I try to give players fair warning if they are doing something that will get them killed. 

 

P:  I want to see what is down this hallway.

Me: ok, the rest of the party is going the other way, though.

P:  I just want to see what is down there.

Me:  You see a large empty room, with a gigantic hole in the floor. 

P: I move closer to get a better look. 

Me:  Are you sure, you are alone and the party is going the other way? 

P: yes

Me:  Large rocks and dirt are piled around the room, as if something huge pushed up through the earth.  A foul smell emanates from the hole. 

P: I move into the room.

Other Player: You realize we can't help you if you get attacked. 

P: It's ok, I want to check this out. 

Other other player: Dude, you're gonna get  killed.

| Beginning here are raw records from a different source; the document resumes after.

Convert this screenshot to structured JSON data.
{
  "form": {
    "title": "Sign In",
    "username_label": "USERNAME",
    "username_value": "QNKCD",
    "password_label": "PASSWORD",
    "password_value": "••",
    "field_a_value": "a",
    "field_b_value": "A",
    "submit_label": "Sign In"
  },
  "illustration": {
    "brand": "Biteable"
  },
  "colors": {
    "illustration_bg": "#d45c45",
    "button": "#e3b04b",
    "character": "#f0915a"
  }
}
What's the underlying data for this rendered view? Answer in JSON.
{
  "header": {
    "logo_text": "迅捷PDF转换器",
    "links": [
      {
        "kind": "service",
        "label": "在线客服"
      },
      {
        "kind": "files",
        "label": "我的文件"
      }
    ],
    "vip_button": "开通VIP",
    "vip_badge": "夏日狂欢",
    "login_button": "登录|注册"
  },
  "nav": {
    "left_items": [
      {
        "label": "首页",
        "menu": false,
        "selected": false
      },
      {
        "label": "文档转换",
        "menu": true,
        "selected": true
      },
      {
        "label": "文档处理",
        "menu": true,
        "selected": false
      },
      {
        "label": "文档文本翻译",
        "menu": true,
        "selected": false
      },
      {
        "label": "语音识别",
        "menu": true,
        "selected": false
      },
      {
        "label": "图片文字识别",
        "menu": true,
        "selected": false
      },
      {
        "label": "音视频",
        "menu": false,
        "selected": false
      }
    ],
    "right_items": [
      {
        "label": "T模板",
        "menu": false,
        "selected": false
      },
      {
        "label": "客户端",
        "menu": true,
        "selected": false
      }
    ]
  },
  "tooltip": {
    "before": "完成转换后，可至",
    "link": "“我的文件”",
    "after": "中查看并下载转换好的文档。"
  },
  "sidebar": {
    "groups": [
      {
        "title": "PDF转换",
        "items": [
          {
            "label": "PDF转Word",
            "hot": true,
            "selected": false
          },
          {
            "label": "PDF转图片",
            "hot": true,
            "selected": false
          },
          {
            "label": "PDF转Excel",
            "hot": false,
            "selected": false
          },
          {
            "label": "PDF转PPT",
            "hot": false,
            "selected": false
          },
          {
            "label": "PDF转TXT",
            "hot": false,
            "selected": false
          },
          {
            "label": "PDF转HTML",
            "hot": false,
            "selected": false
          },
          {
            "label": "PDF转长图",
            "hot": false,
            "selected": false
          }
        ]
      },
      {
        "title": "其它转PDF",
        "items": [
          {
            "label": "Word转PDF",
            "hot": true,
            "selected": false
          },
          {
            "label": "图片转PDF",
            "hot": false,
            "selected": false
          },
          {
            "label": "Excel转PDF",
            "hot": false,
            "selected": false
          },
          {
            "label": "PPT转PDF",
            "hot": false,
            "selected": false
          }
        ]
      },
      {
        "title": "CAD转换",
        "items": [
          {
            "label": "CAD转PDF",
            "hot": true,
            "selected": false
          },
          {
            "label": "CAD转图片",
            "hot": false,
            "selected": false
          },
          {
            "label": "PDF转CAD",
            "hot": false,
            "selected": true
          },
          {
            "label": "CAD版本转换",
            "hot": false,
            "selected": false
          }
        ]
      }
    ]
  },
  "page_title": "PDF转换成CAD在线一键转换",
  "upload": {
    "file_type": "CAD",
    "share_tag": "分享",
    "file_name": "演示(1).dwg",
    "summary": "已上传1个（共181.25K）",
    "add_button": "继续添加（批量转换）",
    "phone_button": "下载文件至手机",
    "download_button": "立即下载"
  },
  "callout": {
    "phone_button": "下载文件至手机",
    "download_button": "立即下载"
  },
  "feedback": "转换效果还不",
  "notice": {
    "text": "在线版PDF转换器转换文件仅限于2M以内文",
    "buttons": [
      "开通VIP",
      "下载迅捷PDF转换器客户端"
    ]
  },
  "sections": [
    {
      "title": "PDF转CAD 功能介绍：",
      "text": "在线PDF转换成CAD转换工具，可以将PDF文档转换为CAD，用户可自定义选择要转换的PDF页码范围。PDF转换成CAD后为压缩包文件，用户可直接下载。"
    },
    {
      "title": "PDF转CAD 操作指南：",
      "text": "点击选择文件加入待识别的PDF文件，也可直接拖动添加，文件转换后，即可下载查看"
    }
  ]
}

Me: Last chance, you want to move into the room? 

P: yes. 

Me: you work your way around the pit... blah blah blah...this rises out of the hole [drop purple worm on map].

 

He chose to stand and engage it, I think it killed him  in two hits, and the rest of the party nearly died trying to take it down.   

There is a phrase that comes to mind: The stupid shall be punished...

 

ETA: this is the warlock/sorcerer in our Curse of Strahd game right now.  he keeps trying to annoy Strahd every time he shows up.  Luckily, Strahd seems more amused than offended.  Tonight is the final battle so I guess we'll see what happens.